Nils Lexerød

Personal information
- Full name: Nils Unneberg Lexerød
- Date of birth: 7 March 1976 (age 49)
- Position(s): Right back Defensive midfielder

Team information
- Current team: Vålerenga women (manager)

Youth career
- Halden
- Kvik Halden

Senior career*
- Years: Team / Apps / (Gls)
- 1992–1997: Kvik Halden
- 1998–1999: Kolbotn
- 2000: Rakkestad
- 2001–2003: Borg

Managerial career
- 2004–2006: Sparta Sarpsborg (assistant)
- 2006–2010: Sparta/Sarpsborg 08 (developer)
- 2011–2012: Kvik Halden (sports director)
- 2013–2014: Kvik Halden
- 2014–2019: Norway women U19
- 2019–2021: Norway women U23
- 2022–: Vålerenga women

= Nils Lexerød =

Norwegian footballer and manager (born 1976)

Nils Unneberg Lexerød (born 7 March 1976) is a Norwegian footballer and manager. Working several years as a youth national team coach, his main accolades as a manager are two Toppserien titles with Vålerenga.

==Playing career==
He grew up in Halden with family ties to Aremark. He was the captain of Halden FK's boys' team before moving to Kvik Halden FK. He made his senior debut for Kvik Halden in a 1992 pre-season friendly.

Ahead of the 1998 season he moved to Kolbotn. He studied nearby, at the Norwegian College of Agriculture. He took the cand.agric. degree before being employed as a research fellow for a period. After spending the 2000 season playing for Rakkestad IF he moved to the new cooperation team in Sarpsborg, which eventually was named Borg Fotball.

==Managing career==
Lexerød gave up his playing career when offered the position as assistant manager of FK Sparta Sarpsborg, which the cooperation club was now called. After the 2005 season he assumed a position as player developer, while also being in charge of the B team. Lexerød left as assistant manager after the 2006 season. The club assumed yet another identity in Sarpsborg 08 FF, where Lexerød continued until announcing his resignation in 2010. In this season, Sarpsborg 08 won promotion to the highest league, with Lexerød being among the people credited for developing several players to their first team as well as youth national teams. In November 2010 Lexerød was announced as the new director of sports in Kvik Halden. Two years later he was announced as their new manager, succeeding Ørjan Christiansen.
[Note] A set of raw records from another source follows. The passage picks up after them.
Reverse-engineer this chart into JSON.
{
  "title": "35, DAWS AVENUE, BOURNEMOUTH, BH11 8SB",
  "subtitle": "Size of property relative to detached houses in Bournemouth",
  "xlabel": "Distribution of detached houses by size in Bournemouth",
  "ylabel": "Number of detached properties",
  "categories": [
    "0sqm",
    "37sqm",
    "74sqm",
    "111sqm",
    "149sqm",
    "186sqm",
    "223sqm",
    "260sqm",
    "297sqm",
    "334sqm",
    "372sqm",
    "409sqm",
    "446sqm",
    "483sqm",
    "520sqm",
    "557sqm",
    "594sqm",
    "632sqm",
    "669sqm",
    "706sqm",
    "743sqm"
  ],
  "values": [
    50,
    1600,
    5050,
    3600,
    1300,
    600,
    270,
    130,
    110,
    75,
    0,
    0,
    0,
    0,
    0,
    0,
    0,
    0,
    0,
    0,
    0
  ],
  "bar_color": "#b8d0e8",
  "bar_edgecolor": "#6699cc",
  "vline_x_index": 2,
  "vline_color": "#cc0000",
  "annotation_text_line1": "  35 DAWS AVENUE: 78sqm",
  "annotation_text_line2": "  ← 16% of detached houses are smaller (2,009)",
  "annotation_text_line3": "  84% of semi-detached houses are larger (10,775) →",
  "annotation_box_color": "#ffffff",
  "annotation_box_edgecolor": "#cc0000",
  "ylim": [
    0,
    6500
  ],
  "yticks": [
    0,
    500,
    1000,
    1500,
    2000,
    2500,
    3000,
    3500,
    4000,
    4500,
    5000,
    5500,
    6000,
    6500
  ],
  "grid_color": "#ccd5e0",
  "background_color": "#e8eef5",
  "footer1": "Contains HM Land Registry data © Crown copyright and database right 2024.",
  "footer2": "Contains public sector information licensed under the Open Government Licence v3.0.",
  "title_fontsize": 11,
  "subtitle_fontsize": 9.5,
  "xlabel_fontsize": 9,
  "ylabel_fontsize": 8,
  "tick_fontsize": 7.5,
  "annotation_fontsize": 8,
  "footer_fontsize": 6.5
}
On 1 August 2014, before Kvik Halden's season was over, Lexerød was announced as the new head coach of the Norwegian women's national U19 team, succeeding Jarl Torske. After contesting the 2019 UEFA Women's Under-19 Championship, he left to take over the Norwegian women's national U23 team.

Lexwerød was also mentioned in discussions to take over the Norwegian women's national team in both 2016, 2022 and 2023. However, he went straight from Norway U23 to being announced as the new manager of Vålerenga Fotball Damer in January 2022. He led the team to back-to-back Toppserien titles in 2023 and 2024. In 2024 he was awarded as Coach of the Year in Toppserien.
Moreover, he led Vålerenga to the 2024–25 UEFA Women's Champions League group stage.